I smooth out the tattered lining of a snowsuit that is covered with blips of mildew, and with larger black blotches. Car grease, perhaps. The table stinks of recycled odours. A
lover,
I think. I see bodies gliding and writhing like swans in the quilted tangle of hollow arms and legs. I push my hand down the inside of a sleeve and think hungrily:
another man's skin.
“I had no idea,” I mumble. “I've never seen you with –”

“Oh,
seen!
I'm not for being seen with. I'm for hot fucking and sly bragging.”

“Well,” I say, nervously. “The mother always gets the children.”

“Ramshankar knows how to do these things, from Law School. It's interesting, what stirs a man to life.” She is racing the broken zipper head up and down its aimless track, up and down. “Ramshankar is so … you wouldn't believe how poor! I don't mean money; it has nothing to do with money. But he is a poor man, a poor man.” She is spitting the words. “There is no spirit, there is nothing.” She pays for the blue snowsuit with her Family Allowance cheque. Her hand is trembling slightly as she signs her name. “Anyway, before I became a little too hot for comfort, Parkie had me write that Admissions thing.” She laughs, and says sardonically: “Apparently I'm brilliant.” She makes a mistake with her address on the back of the cheque and has to initial it. “It will be simpler without the children for a few years, actually. I'm starting a business degree.”

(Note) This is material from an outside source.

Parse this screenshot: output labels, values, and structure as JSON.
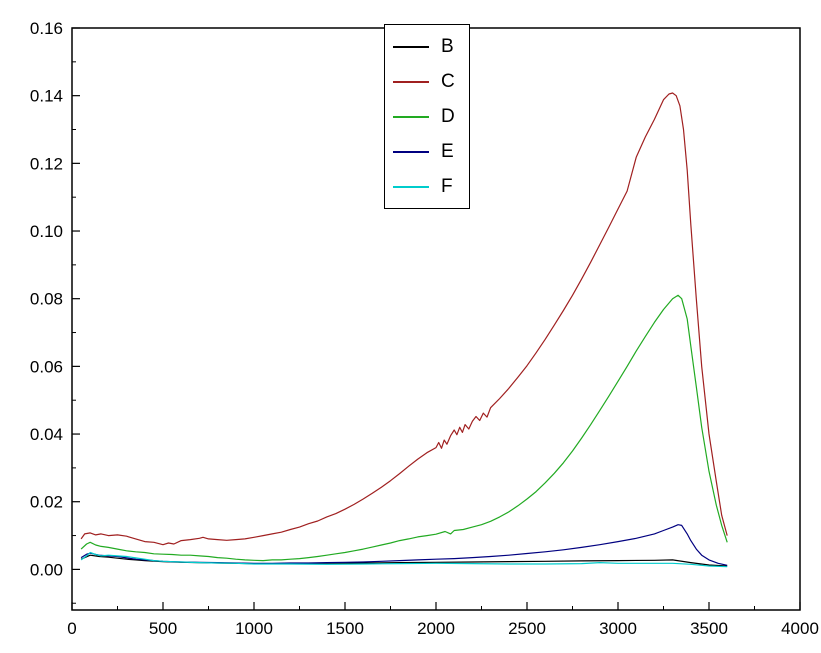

In the car, we strap the toddlers into their safety seats. “Anyway,” she begins, but suddenly buries her face in the zipperless blue snowsuit and holds it there all the way to the Co-op Nursery School. The boys – my Joey and her Ravi – come running to the car with their playdough airplanes and fingerpainted pictures of happy families. “Anyway, if I'm destitute, I can always sell crochet. You wouldn't believe what the Yorkville boutiques are beginning to pay for that stuff.”

This strikes her as funny. She begins to laugh and can't seem to stop. She scoops up her son and tries to stifle her hilarity by nuzzling the hollow of his neck. She stuffs one of his mismatched mittens into her mouth. Whoops of laughter escape like bubbles under pressure.